For starters, Silberman acknowledges the government’s concession that the mandate to purchase health insurance is unprecedented and that it (the government) can identify no limits on Congress’s power to require the purchase of other products or services. Nevertheless he seems to accept the government’s argument that the absence of precedent should not trouble us because the health care market is unique. It is unique, he reports, because virtually everyone is certain to participate sooner or later and because it is a market “where declining to buy a product disproportionately causes a national economic problem.” But it is not unique in the first sense — everyone participates in the food, housing and transportation markets as well, and it is not clear what it means to say that a failure to purchase health insurance “disproportionately causes a national economic problem.” Disproportionate to what?

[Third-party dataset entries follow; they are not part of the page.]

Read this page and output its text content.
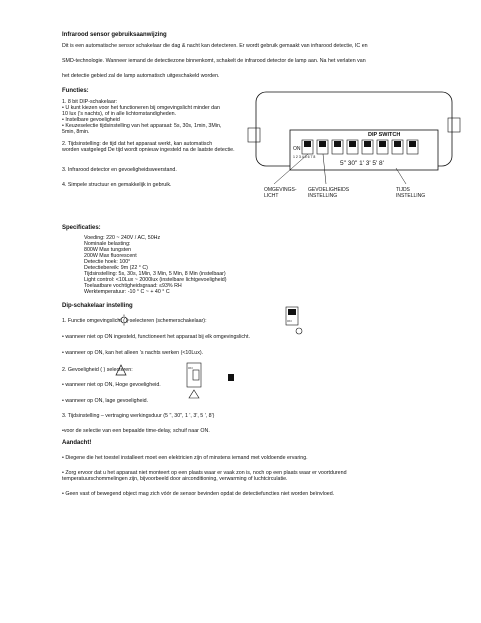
Infrarood sensor gebruiksaanwijzing
Dit is een automatische sensor schakelaar die dag & nacht kan detecteren. Er wordt gebruik gemaakt van infrarood detectie, IC en
SMD-technologie. Wanneer iemand de detectiezone binnenkomt, schakelt de infrarood detector de lamp aan. Na het verlaten van
het detectie gebied zal de lamp automatisch uitgeschakeld worden.
Functies:
1. 8 bit DIP-schakelaar:
• U kunt kiezen voor het functioneren bij omgevingslicht minder dan
10 lux ('s nachts), of in alle lichtomstandigheden.
• Instelbare gevoeligheid
• Keuzeselectie tijdsinstelling van het apparaat: 5s, 30s, 1min, 3Min,
5min, 8min.
2. Tijdsinstelling: de tijd dat het apparaat werkt, kan automatisch
worden vastgelegd De tijd wordt opnieuw ingesteld na de laatste detectie.
3. Infrarood detector en gevoeligheidsweerstand.
4. Simpele structuur en gemakkelijk in gebruik.
DIP SWITCH
ON
1 2 3 4 5 6 7 8
5" 30" 1' 3' 5' 8'
OMGEVINGS- LICHT
GEVOELIGHEIDS INSTELLING
TIJDS INSTELLING
Specificaties:
Voeding: 220 ~ 240V / AC, 50Hz
Nominale belasting:
800W Max tungsten
200W Max fluorescent
Detectie hoek: 100°
Detectiebereik: 9m (22 ° C)
Tijdsinstelling: 5s, 30s, 1Min, 3 Min, 5 Min, 8 Min (instelbaar)
Light control: <10Lux ~ 2000lux (instelbare lichtgevoeligheid)
Toelaatbare vochtigheidsgraad: ≤93% RH
Werktemperatuur: -10 ° C ~ + 40 ° C
Dip-schakelaar instelling
1. Functie omgevingslicht ( ) selecteren (schemerschakelaar):
• wanneer niet op ON ingesteld, functioneert het apparaat bij elk omgevingslicht.
• wanneer op ON, kan het alleen 's nachts werken (<10Lux).
2. Gevoeligheid ( ) selecteren:
• wanneer niet op ON, Hoge gevoeligheid.
• wanneer op ON, lage gevoeligheid.
3. Tijdsinstelling – vertraging werkingsduur (5 ", 30", 1 ', 3', 5 ', 8')
•voor de selectie van een bepaalde time-delay, schuif naar ON.
ON
ON
Aandacht!
• Diegene die het toestel installeert moet een elektricien zijn of minstens iemand met voldoende ervaring.
• Zorg ervoor dat u het apparaat niet monteert op een plaats waar er vaak zon is, noch op een plaats waar er voortdurend
temperatuurschommelingen zijn, bijvoorbeeld door airconditioning, verwarming of luchtcirculatie.
• Geen vast of bewegend object mag zich vóór de sensor bevinden opdat de detectiefuncties niet worden beïnvloed.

In response to plaintiffs’ argument that the commerce regulation power does not extend to regulating inactivity, Silberman states that “[n]o Supreme Court case has ever held or implied that Congress’s Commerce Clause authority is limited to individuals who are presently engaging in an activity involving, or substantially affecting, interstate commerce.” In light of his earlier acknowledgment that the regulation of inactivity is unprecedented, it is not surprising that there is no Supreme Court precedent holding that the commerce power is limited to regulating activity. The question of regulating inactivity has never before been considered by the Court. Indeed, given that the regulation of inactivity is unprecedented, had an earlier Supreme Court addressed the question it would have been pure dicta and would violate the Court’s general rule against offering opinions on abstract questions.
True to his roots as a Reagan nominee to the bench, Silberman looks to both text and framer intent, but he fares poorly in applying both of these interpretive theories to the question before the court.
Article I, Section 8 of the Constitution grants Congress the power to “regulate commerce.” According to a framer-era dictionary, reports Silberman, “regulate” means “direct,” and “direct” means “to order; to command.” The individual mandate is an order or command requiring action and “nothing in the definition appears to limit that power only to those already active in relation to an interstate market. Nor is the term ‘commerce’ limited to only existing commerce.” So, concludes Silberman, “[t]here is therefore no textual support for appellants’ argument.” But this argument runs exactly counter to the textualist’s basic premise that what is not expressly included is excluded. By Silberman’s logic, what is not expressly excluded is included.